Par Olivier Bilé, PHD, Leader politique et Spécialiste des médias

Suite aux récentes sanctions à l’encontre de certains organes de presse et suite plus généralement aux récurrentes controverses liées à l’action du Conseil national de la Communication depuis plus de 20 ans au Cameroun, nous proposons la présente contribution dont le but est de faire avancer le débat sur la problématique de la régulation des médias au Cameroun. Ladite contribution s’articule autour des questions suivantes: Qu’est ce que le CNC? A quoi sert-il? Pourquoi son action est-elle si régulièrement contestée et critiquée? Que devrait-il être si on désire le rendre véritablement utile et promoteur de modernité politico-médiatique? Comment la régulation devrait-elle être organisée pour le compte des différents médias écrits et audiovisuels?

Historique
Le Conseil National de la Communication (CNC) est une autorité administrative de régulation et de consultation, dotée de la personnalité juridique et de l’autonomie financière.
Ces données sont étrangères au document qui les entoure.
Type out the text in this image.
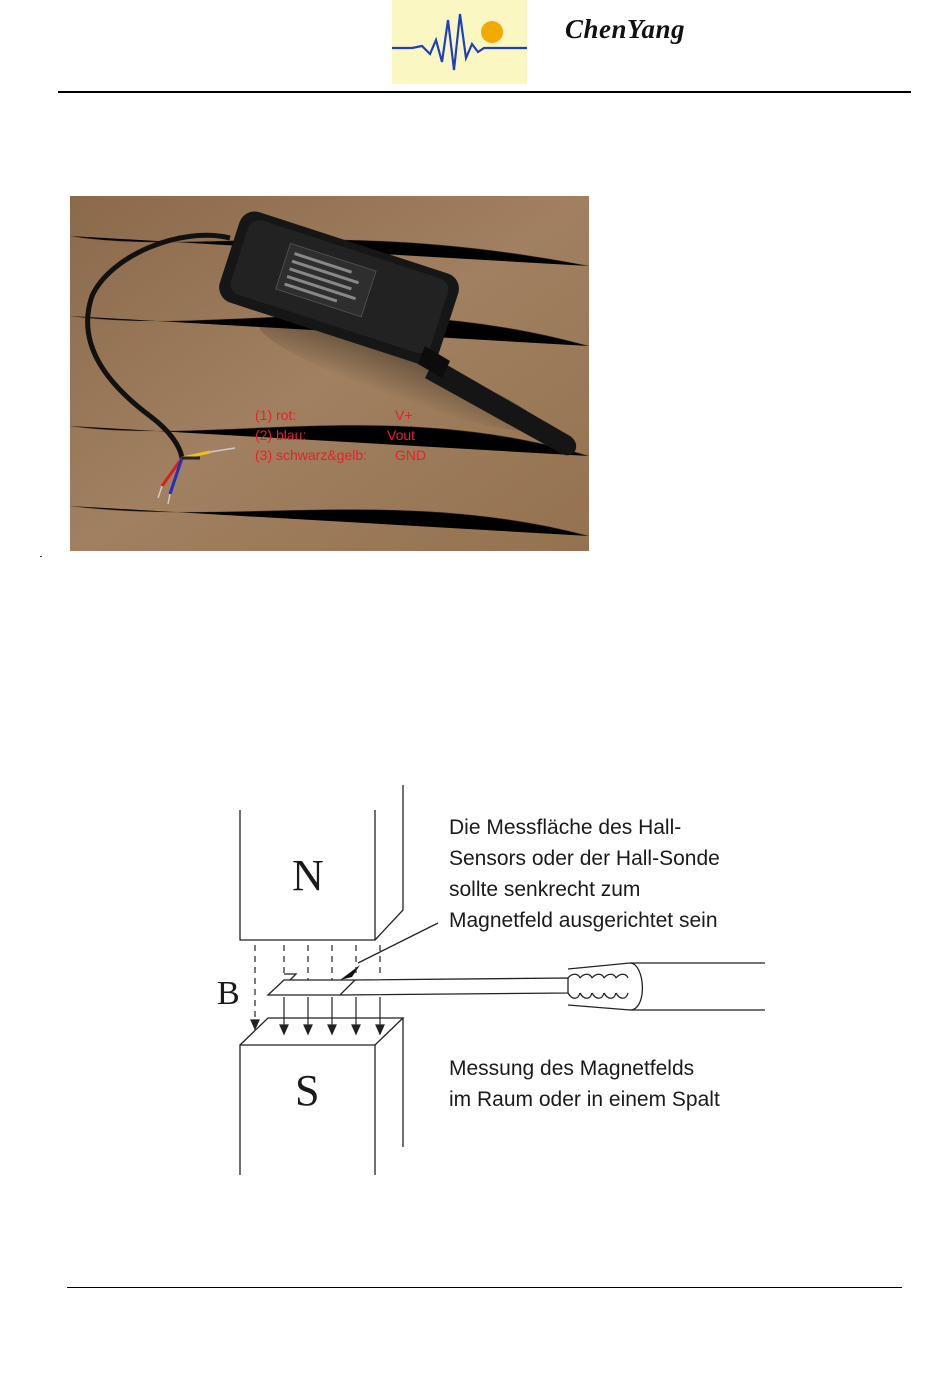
ChenYang
(1) rot:	V+
(2) blau:	Vout
(3) schwarz&gelb: GND
N
S
B
Die Messfläche des Hall-
Sensors oder der Hall-Sonde
sollte senkrecht zum
Magnetfeld ausgerichtet sein
Messung des Magnetfelds
im Raum oder in einem Spalt
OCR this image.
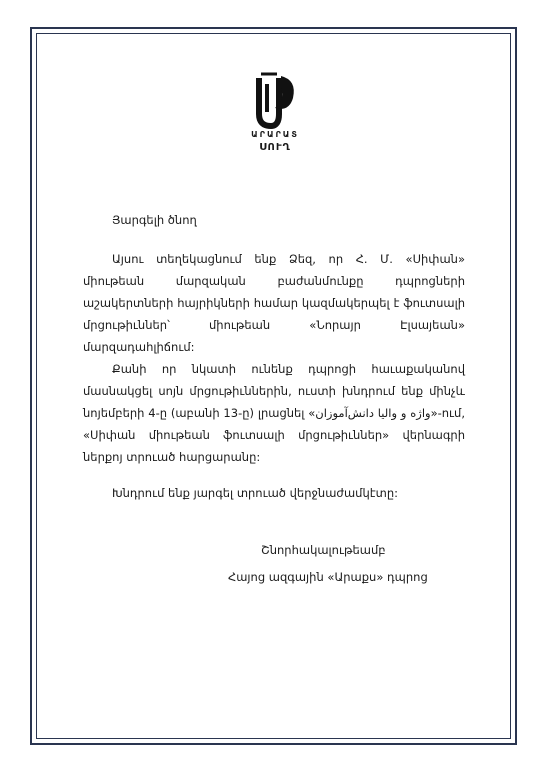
ԱՐԱՐԱՏ
ՍՈՒՂ
Յարգելի ծնող
Այսու տեղեկացնում ենք Ձեզ, որ Հ. Մ. «Սիփան» միութեան մարզական բաժանմունքը դպրոցների աշակերտների հայրիկների համար կազմակերպել է ֆուտսալի մրցութիւններ՝ միութեան «Նորայր Էլսայեան» մարզադահլիճում:
Քանի որ նկատի ունենք դպրոցի հաւաքականով մասնակցել սոյն մրցութիւններին, ուստի խնդրում ենք մինչև նոյեմբերի 4-ը (աբանի 13-ը) լրացնել «واژه و والیا دانش‌آموزان»-ում, «Սիփան միութեան ֆուտսալի մրցութիւններ» վերնագրի ներքոյ տրուած հարցարանը:
Խնդրում ենք յարգել տրուած վերջնաժամկէտը:
Շնորհակալութեամբ
Հայոց ազգային «Արաքս» դպրոց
Créé par la loi 90/052 du 19 décembre 1990 relative à la liberté de communication sociale au Cameroun, le CNC est mis en place dans un contexte de retour au pluralisme politique qui a eu pour corollaire, la démonopolisation et la libéralisation des activités de communication. La création du CNC manifeste ainsi les premières velléités de régulation par le rôle d’interface qu’il joue d’une certaine manière déjà, entre la nouvelle communauté médiatique plurielle, le gouvernement, les différentes forces vives de la société civile et de la société politique. L’organisation et le fonctionnement du Conseil ont été jusqu’ici régis par deux principaux textes qui sont d’une part le décret 91/287 du 21 juin 1991 et le décret 2012/038 du 23 janvier 2012 portant réorganisation du Conseil National de la Communication. Entre 1991 et 2012, l’on note une certaine évolution du CNC qui est passé d’organe purement consultatif à un organe de régulation. Le CNC est désormais un organe de régulation et de consultation du secteur de la communication sociale. Le CNC appartient à la catégorie des autorités administratives indépendantes au même titre que la pléthore des organes de même nature, nés à la faveur de la libéralisation de la vie socioéconomique du pays. Il est important de relever ici au passage avec Francis Balle relayant une réflexion de Guy Braibant, conseiller d’Etat français que: «la notion d’autorité administrative indépendante est une contradiction dans les termes. Par sa qualification d’administrative, on place l’institution sous la dépendance du gouvernement, qui «dispose» de l’administration (art.20 de la constitution), à l’instant même où l’on prétend lui confier la charge d’une régulation indépendante de l’exécutif».

Organisation
Le Conseil est composé de neuf (09) membres dont un président et un vice-président. Les membres du CNC sont nommés par décret du président de la république. La nomination de tous les membres du CNC par décret du président de la république se distingue ainsi de celle de ceux du CSA français dont un tiers est nommé par le président de la république, un autre tiers par le président du sénat et un autre par le président de l’assemblée nationale. Un tel mécanisme semble porter davantage de gages de démocratie et de liberté, dans la mesure où il favorise l’émergence de conseillers devant leur promotion à des acteurs différents, pouvant du reste être de bords politiques opposés. Ce mode de désignation pose clairement le problème de l’inéluctable allégeance au prince et partant, de la liberté et de la crédibilité de conseillers nommés par décret présidentiel, pour le compte d’une institution qui se veut indépendante. S’il est incontestable que le Conseil de 2012 est bien moins pléthorique que celui de 1991 qui comptait dix sept (17) membres, il est constant que la structure des acteurs et le profil des membres qui l’ont animé depuis 1991, posent un problème fondamental, largement méconnu jusqu’aujourd’hui. En effet, sur les 09 membres qui constituent son effectif actuel, huit (08) sont journalistes, un seul étant spécialiste des sciences politiques au même titre que le secrétaire général qui n’en est pas un membre délibérant, et dont les responsabilités de nature administrative, portent davantage sur le bon fonctionnement de l’institution. Assurément, cette surreprésentation des journalistes au sein du CNC, pose un vrai problème dans la mesure où l’organe dont il est question s’appelle Conseil national de la communication et non Conseil national du journalisme, lequel n’est qu’un corps de métier parmi beaucoup d’autres dans l’univers de la communication. Au demeurant, les professionnels du journalisme disposent déjà de nombreux instruments d’autorégulation orientés très spécifiquement vers leur profession.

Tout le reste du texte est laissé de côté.